Performance optimizations in production
Date range queries can be quite expensive for RavenDB. Consider the following query:
from index 'Users/Search'
where search(DisplayName, "Oren") and CreationDate between "2008-10-13T07:18:01.623" and "2018-10-13T07:18:01.623"
The root issue is that we have a compound query here, we use full text search on the left but then need to match it on the right. The way Lucene works, we have to compute the set of all the documents that match the date range. If we have a lot of documents in that range, we have to scan through a lot of values here.
We spent a lot of time and effort optimizing date queries in RavenDB. Such issues also impacted heavily the design of our next-gen indexing capabilities (but more on that when it matures enough to discuss).
One of the primary design principles of RavenDB is that it learns from previous usage, and we realized that date ranges in queries are likely to repeat often. So we take advantage of that. The details are a bit complex and require that you’ll understand how Lucene stores its data in immutable segments. We are able to analyze queries on repeating date ranges and remember them, so next time we use the same type of date range, we’ll already have the set of matching documents ready.
That feature was deployed to address a specific customer scenario, where they do a lot of wide date range queries and it had a big impact on that.

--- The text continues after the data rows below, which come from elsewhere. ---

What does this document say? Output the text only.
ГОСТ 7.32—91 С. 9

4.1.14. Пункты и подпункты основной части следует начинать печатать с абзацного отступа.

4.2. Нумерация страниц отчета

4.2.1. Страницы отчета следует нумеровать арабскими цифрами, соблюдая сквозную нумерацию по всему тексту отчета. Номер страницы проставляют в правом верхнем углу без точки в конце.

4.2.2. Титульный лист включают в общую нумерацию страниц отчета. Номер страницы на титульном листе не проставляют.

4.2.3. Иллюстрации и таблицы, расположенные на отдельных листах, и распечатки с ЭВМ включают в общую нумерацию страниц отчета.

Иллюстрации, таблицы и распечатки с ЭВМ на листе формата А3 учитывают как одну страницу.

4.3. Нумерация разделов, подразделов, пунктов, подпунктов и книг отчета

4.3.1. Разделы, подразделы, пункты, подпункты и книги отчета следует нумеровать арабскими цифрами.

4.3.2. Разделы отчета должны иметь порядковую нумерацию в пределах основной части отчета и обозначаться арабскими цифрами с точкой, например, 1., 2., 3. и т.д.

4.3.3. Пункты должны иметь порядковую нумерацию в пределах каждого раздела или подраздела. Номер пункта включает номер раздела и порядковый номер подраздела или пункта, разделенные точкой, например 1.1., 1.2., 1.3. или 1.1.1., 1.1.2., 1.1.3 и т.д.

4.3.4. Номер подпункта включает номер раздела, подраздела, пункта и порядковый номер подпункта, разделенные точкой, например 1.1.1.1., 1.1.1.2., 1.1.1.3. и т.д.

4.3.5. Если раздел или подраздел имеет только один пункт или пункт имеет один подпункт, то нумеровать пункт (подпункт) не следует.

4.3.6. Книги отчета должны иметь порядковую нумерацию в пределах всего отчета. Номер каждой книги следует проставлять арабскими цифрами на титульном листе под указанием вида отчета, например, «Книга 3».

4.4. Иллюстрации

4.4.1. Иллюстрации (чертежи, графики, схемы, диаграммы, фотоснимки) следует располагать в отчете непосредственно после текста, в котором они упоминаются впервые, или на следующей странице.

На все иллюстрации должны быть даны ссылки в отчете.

Last week we ran into some funny metrics for a completely different customer, with a very different scenario. You can probably tell at what point they moved to the updated version of RavenDB and were able to take advantage of this feature:
The really nice thing about this, from my perspective, is that none of us even considered the impact that feature would have for this scenario. They upgraded to the latest version to get access to the new features, and this is just sitting in the background, pushing their CPU utilization to near zero.
That’s the kind of news that I love to get.